Radomír Vašek
- Country (sports): Czechoslovakia (1990–1992) Czech Republic (1993-)
- Residence: Prostějov, Czech Republic
- Born: 23 September 1972 (age 53) Valašské Meziříčí, Czech Republic
- Height: 1.88 m (6 ft 2 in)
- Turned pro: 1990
- Plays: Right-handed (two-handed backhand)
- Prize money: $418,622

Singles
- Career record: 20–40
- Career titles: 0 4 Challenger, 1 Futures
- Highest ranking: No. 91 (13 February 1995)
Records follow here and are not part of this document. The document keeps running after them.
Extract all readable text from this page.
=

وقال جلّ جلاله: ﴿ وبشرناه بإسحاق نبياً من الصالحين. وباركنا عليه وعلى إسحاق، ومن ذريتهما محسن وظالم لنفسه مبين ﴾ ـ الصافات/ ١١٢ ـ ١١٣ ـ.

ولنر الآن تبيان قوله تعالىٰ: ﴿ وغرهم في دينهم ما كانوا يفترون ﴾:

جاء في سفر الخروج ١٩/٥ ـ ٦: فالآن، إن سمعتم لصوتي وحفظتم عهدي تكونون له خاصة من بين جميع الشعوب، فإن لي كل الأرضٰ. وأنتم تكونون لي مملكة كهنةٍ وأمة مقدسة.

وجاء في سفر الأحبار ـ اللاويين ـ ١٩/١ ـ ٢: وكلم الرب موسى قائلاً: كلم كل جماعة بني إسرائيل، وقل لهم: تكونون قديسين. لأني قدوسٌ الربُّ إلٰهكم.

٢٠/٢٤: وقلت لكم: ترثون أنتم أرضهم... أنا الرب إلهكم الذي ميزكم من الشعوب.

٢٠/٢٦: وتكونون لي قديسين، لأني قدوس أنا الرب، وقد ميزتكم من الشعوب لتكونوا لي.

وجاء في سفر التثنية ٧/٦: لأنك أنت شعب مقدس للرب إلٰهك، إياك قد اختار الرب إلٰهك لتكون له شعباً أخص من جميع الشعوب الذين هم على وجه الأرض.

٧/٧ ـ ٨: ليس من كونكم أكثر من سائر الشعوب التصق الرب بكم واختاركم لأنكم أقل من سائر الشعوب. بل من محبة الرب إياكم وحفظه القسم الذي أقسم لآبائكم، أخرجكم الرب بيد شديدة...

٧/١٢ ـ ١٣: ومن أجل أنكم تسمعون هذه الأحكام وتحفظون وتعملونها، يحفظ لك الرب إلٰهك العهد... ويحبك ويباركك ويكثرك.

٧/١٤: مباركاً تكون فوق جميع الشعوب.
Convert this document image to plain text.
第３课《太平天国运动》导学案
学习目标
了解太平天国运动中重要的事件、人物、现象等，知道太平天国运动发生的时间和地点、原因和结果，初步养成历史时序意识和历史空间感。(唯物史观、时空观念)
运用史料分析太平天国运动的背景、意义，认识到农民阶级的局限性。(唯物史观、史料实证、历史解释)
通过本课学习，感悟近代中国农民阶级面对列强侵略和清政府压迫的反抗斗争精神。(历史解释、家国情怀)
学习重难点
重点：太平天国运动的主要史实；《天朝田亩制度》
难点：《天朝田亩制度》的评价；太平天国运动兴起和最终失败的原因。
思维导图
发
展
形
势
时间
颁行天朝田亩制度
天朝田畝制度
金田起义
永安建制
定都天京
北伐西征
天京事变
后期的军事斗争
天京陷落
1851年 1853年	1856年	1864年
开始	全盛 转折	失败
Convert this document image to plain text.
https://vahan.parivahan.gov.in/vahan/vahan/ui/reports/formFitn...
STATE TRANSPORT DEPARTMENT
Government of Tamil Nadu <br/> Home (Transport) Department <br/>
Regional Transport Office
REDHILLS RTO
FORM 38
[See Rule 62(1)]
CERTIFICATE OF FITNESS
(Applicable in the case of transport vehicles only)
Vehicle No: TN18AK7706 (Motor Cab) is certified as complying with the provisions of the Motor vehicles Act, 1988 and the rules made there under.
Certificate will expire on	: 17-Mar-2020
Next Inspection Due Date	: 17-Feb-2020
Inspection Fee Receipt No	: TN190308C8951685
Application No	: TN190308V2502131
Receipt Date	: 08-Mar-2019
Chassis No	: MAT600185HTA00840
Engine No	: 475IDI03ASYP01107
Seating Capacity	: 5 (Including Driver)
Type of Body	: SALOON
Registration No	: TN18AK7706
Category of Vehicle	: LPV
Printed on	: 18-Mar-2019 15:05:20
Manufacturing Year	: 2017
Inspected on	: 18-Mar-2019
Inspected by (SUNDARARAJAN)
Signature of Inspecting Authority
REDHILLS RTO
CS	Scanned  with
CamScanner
Grand Slam singles results
- Australian Open: 2R (1995)
- French Open: 3R (1994)
- Wimbledon: 2R (1998)
- US Open: 1R (1995)

Doubles
- Career record: 2-6
- Career titles: 0 8 Challenger, 2 Futures
- Highest ranking: No. 168 (23 August 1999)

Grand Slam doubles results
- US Open: Q1 (1999)

= Radomír Vašek =

Czech tennis player (born 1972)

Radomír Vašek (born 23 September 1972) is a former professional tennis player from the Czech Republic.

==Career==
Vašek was the Czechoslovak national Under-18s tennis champion in 1990, the same year he turned professional.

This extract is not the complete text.